I used to enjoy bonfire night when I was a child but it seems to have got a bit out of control now. When I was growing up we just had a few fireworks in the back garden, Catherine wheels, Roman candles, screeches, traffic lights, jumping jacks, a couple of small rockets and some sparklers. It was all carefully supervised by my mum to make sure we stayed safe, and when our little display was over we would go back into the house and eat jacket potatoes to warm us up after standing out in the cold. Fireworks seem bigger and louder now (and much more expensive) and we are bothered by the sound of fireworks for days before and after bonfire night. It is very upsetting for the animals, so many dogs and other animals are terrified by the sound of fireworks. I think perhaps we need tighter regulation about when fireworks can be set off. I can remember my grandma saying that fireworks were a wicked waste, she said it was like burning money and I have to admit that she had a point. I haven't bought fireworks for over twenty years, but I think it would be a shame to see the custom die out completely.

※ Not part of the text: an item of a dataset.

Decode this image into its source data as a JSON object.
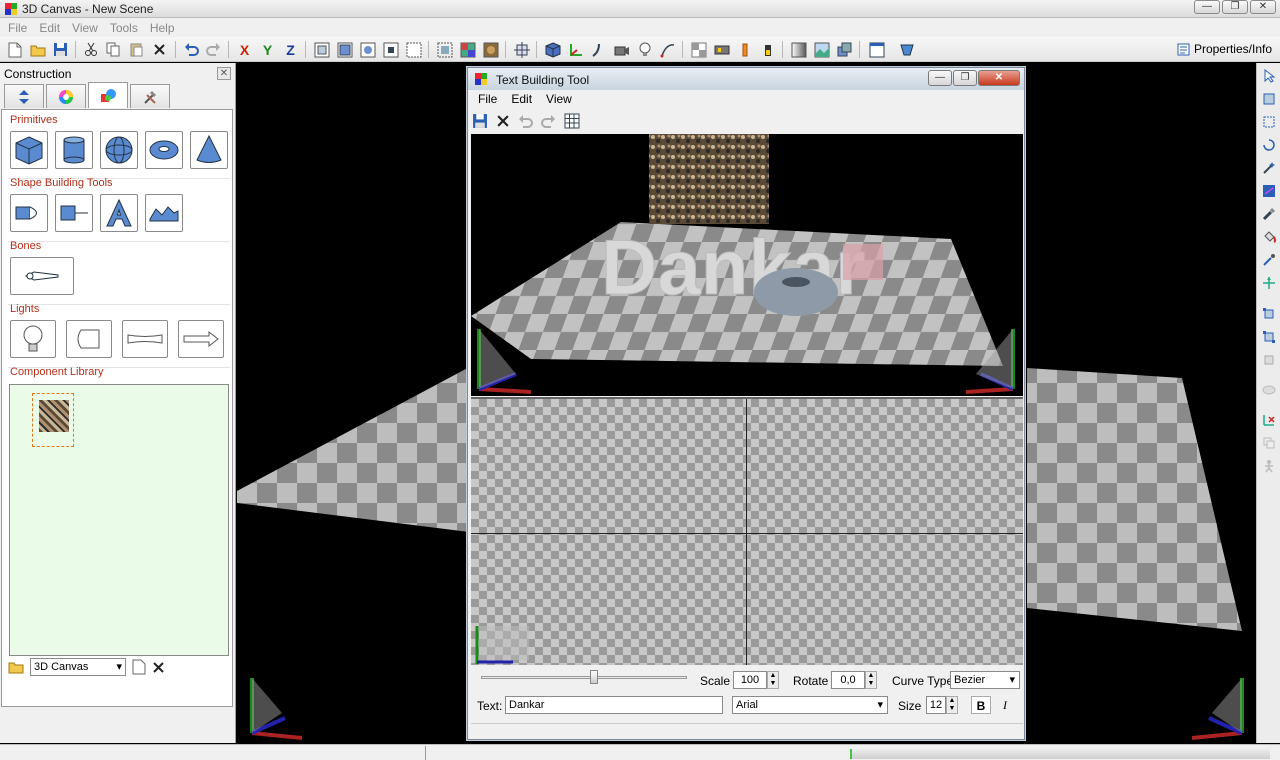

The weather is finally getting a bit colder, not perhaps as cold as I would expect it to be in November but cold enough to make me want to wear a coat sometimes. At last I've packed away my summer clothes, dusted off some of my autumn and winter clothes, taken a big bag of stuff to the recycling bank and a few bits and bobs that weren't good enough for recycling were given a decent burial. I'm not usually very good at parting with clothes so I decided to reward myself with a couple of new items. I fell in love with a needle cord skirt which had a subtle rose pattern, but it was a little bit tight and much too long. I wasn't going to let a little thing like that put me off, I bought it anyway and made plans to alter it. It took a fair bit of planning and measuring, I unpicked the waistband, took out the zip, lining and part of the side seems, shortened it from the top then repositioned the zip, lining, side seems and waistband. It only took me a few hours and it was worth the effort because it fits perfectly and I like it. I guess the ability to sew is a very useful skill that both my mum and my grandma passed on to me, I'm grateful for that and I'm grateful for the example of my mum's determination and ability to cope with all the challenges that came her way. She has always told me that a woman can do anything that a man can do and we can do most things better because we take time to plan and we read the instructions! 

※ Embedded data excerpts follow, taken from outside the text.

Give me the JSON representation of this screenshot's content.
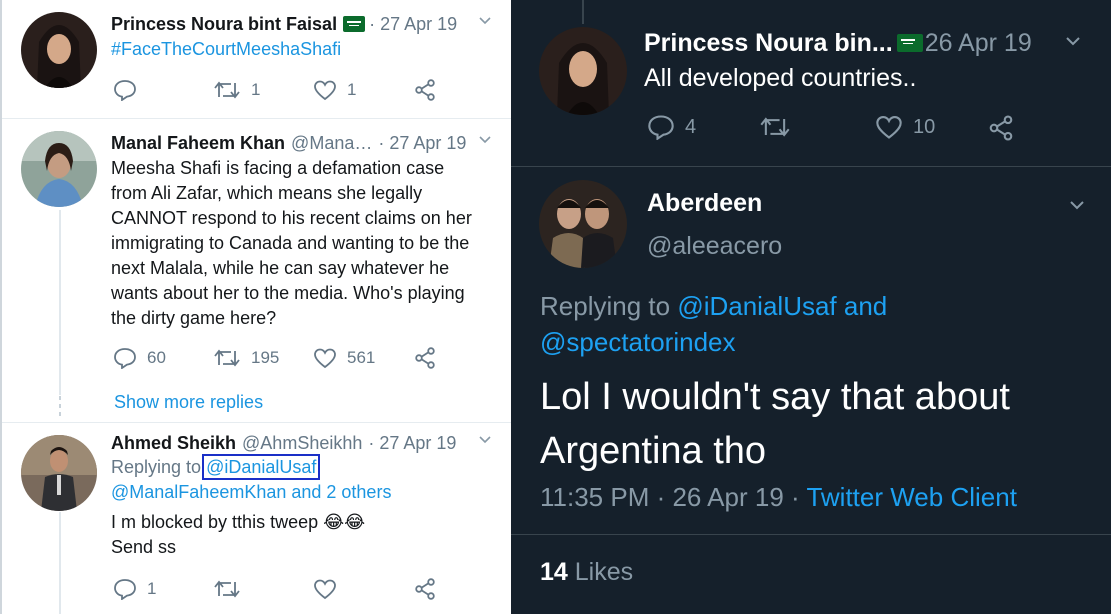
{
  "left_panel": {
    "tweet1": {
      "name": "Princess Noura bint Faisal",
      "date": "· 27 Apr 19",
      "text": "#FaceTheCourtMeeshaShafi",
      "reply_count": "",
      "retweet_count": "1",
      "like_count": "1"
    },
    "tweet2": {
      "name": "Manal Faheem Khan",
      "handle": "@Mana…",
      "date": "· 27 Apr 19",
      "lines": [
        "Meesha Shafi is facing a defamation case",
        "from Ali Zafar, which means she legally",
        "CANNOT respond to his recent claims on her",
        "immigrating to Canada and wanting to be the",
        "next Malala, while he can say whatever he",
        "wants about her to the media. Who's playing",
        "the dirty game here?"
      ],
      "reply_count": "60",
      "retweet_count": "195",
      "like_count": "561"
    },
    "show_more": "Show more replies",
    "tweet3": {
      "name": "Ahmed Sheikh",
      "handle": "@AhmSheikhh",
      "date": "· 27 Apr 19",
      "replying_prefix": "Replying to",
      "replying_to_1": "@iDanialUsaf",
      "replying_to_2": "@ManalFaheemKhan and 2 others",
      "text_line1": "I m blocked by tthis tweep 😂😂",
      "text_line2": "Send ss",
      "reply_count": "1",
      "retweet_count": "",
      "like_count": ""
    }
  },
  "right_panel": {
    "tweet1": {
      "name": "Princess Noura bin...",
      "date": "26 Apr 19",
      "text": "All developed countries..",
      "reply_count": "4",
      "retweet_count": "",
      "like_count": "10"
    },
    "tweet2": {
      "name": "Aberdeen",
      "handle": "@aleeacero",
      "replying_prefix": "Replying to",
      "replying_to_1": "@iDanialUsaf",
      "replying_and": "and",
      "replying_to_2": "@spectatorindex",
      "text_line1": "Lol I wouldn't say that about",
      "text_line2": "Argentina tho",
      "time": "11:35 PM · 26 Apr 19 ·",
      "client": "Twitter Web Client",
      "likes_count": "14",
      "likes_label": "Likes"
    }
  },
  "colors": {
    "link_light": "#1b95e0",
    "link_dark": "#1da1f2",
    "dark_bg": "#15202b",
    "highlight_box": "#1a2fc7"
  },
  "icons": [
    "reply-icon",
    "retweet-icon",
    "like-icon",
    "share-icon",
    "chevron-down-icon",
    "saudi-flag-icon"
  ]
}
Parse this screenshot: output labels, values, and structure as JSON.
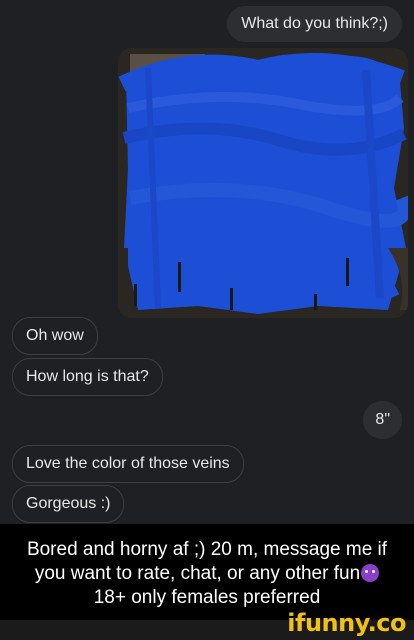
{
  "messages": {
    "question": "What do you think?;)",
    "oh_wow": "Oh wow",
    "how_long": "How long is that?",
    "answer": "8\"",
    "love_color": "Love the color of those veins",
    "gorgeous": "Gorgeous :)"
  },
  "photo": {
    "icon": "censored-photo",
    "scribble_color": "#1c4fd6"
  },
  "caption": {
    "line1": "Bored and horny af ;) 20 m, message me if",
    "line2": "you want to rate, chat, or any other fun",
    "line3": "18+ only females preferred",
    "emoji": "smiling-devil-emoji"
  },
  "watermark": "ifunny.co",
  "colors": {
    "background": "#1f2023",
    "bubble_out": "#2d2e31",
    "bubble_in_border": "#3e3f43",
    "caption_bg": "#000000",
    "watermark": "#f2c211"
  }
}
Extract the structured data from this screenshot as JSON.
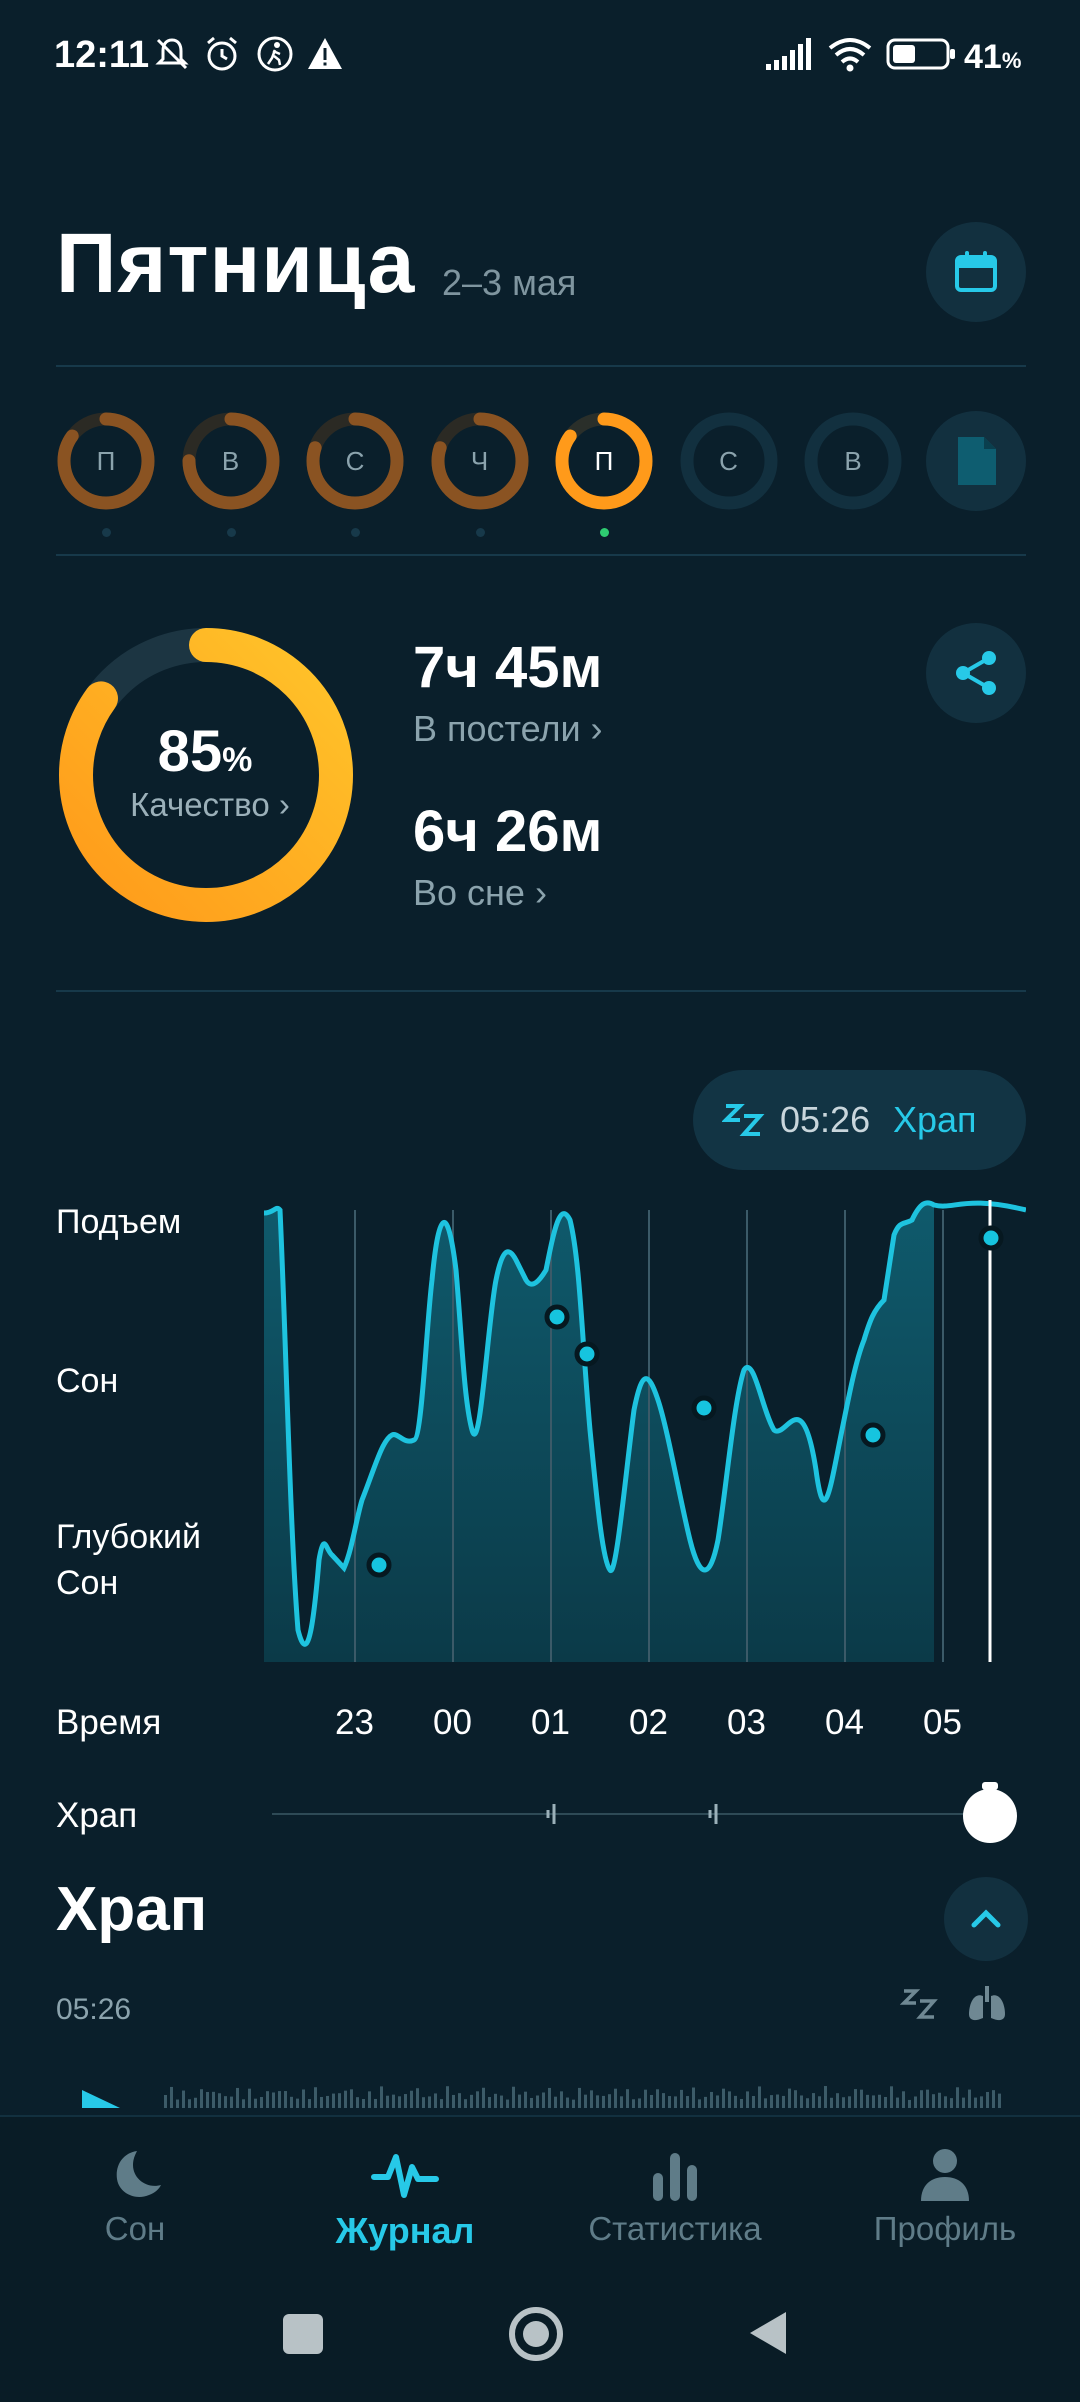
{
  "status_bar": {
    "time": "12:11",
    "battery": "41",
    "battery_unit": "%"
  },
  "header": {
    "day": "Пятница",
    "date_range": "2–3 мая"
  },
  "week": [
    {
      "label": "П",
      "progress": 0.85,
      "color": "#7a4a1e"
    },
    {
      "label": "В",
      "progress": 0.75,
      "color": "#7a4a1e"
    },
    {
      "label": "С",
      "progress": 0.8,
      "color": "#7a4a1e"
    },
    {
      "label": "Ч",
      "progress": 0.8,
      "color": "#7a4a1e"
    },
    {
      "label": "П",
      "progress": 0.85,
      "color": "#ff9a1a",
      "selected": true
    },
    {
      "label": "С",
      "progress": 0,
      "color": "#12303f"
    },
    {
      "label": "В",
      "progress": 0,
      "color": "#12303f"
    }
  ],
  "summary": {
    "quality_value": "85",
    "quality_unit": "%",
    "quality_label": "Качество ›",
    "in_bed_value": "7ч 45м",
    "in_bed_label": "В постели ›",
    "asleep_value": "6ч 26м",
    "asleep_label": "Во сне ›"
  },
  "snore_pill": {
    "time": "05:26",
    "label": "Храп"
  },
  "chart_data": {
    "type": "area",
    "ylabels": [
      "Подъем",
      "Сон",
      "Глубокий Сон"
    ],
    "xlabel": "Время",
    "xticks": [
      "23",
      "00",
      "01",
      "02",
      "03",
      "04",
      "05"
    ]
  },
  "snore_row": {
    "label": "Храп"
  },
  "section": {
    "title": "Храп",
    "time": "05:26"
  },
  "nav": {
    "sleep": "Сон",
    "journal": "Журнал",
    "stats": "Статистика",
    "profile": "Профиль"
  },
  "colors": {
    "accent": "#27c9e8",
    "orange": "#ff9a1a",
    "background": "#0a1f2b"
  }
}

It was raining last Friday when I went to stay with my friend Clare but when I drove back on Saturday afternoon I was able to enjoy the beautiful Warwickshire and Northamptonshire landscape. As I left the A5 and joined the A428 at Crick the sun was sinking towards the horizon with a breathtaking display of deep fiery red colours. Ahead of me were deep, dark storm clouds but looking through the rear view mirror I could see clear skies, it was the sort of day when amid all the confusion you would expect to see a rainbow. On this occasion I only saw a faint one after I had driven away from the storm clouds, but it reminded me that I saw a very bright rainbow on another recent journey home from Clare's and when I was at her house in September we saw a double rainbow. I know it is only a natural phenomenon but I don't think it's possible to see a rainbow without feeling a glimmer of hope.

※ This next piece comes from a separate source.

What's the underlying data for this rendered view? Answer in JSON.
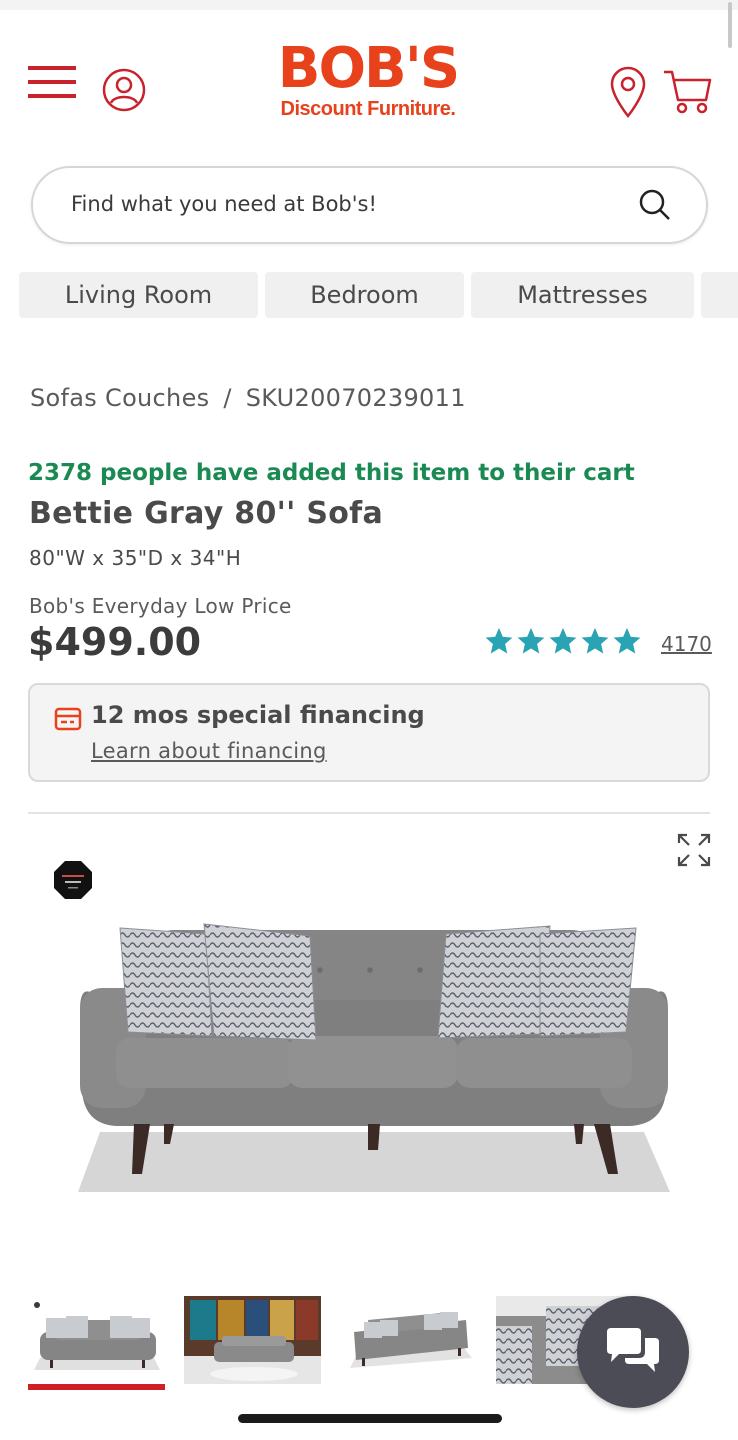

When I got home on Saturday the cats tried to lie to me, I knew that my daughter had fed them but they acted as if they were starving so I gave them some extra food and then went to sit down with a cup of tea. When I went back into the kitchen Dave the cat had vanished, I found him in a little den that he had created between the fridge freezer and the radiator. It is a fairly narrow space, I have several narrow storage boxes stacked there with brushes and mops standing behind. On top of the storage boxes I have a bag of reusable shopping bags and another bag full of carrier bags, Dave had made himself a cat nest in the bag of carrier bags. He has several cat beds, igloos, blankets etc, but he was a stray for a long time, old habits die hard and he likes to find his own comforts. I couldn't resist taking a photo of him with his 'poor pathetic me' face. I wouldn't let him stay on his nest of carrier bags, but maybe I will buy him a radiator bed instead.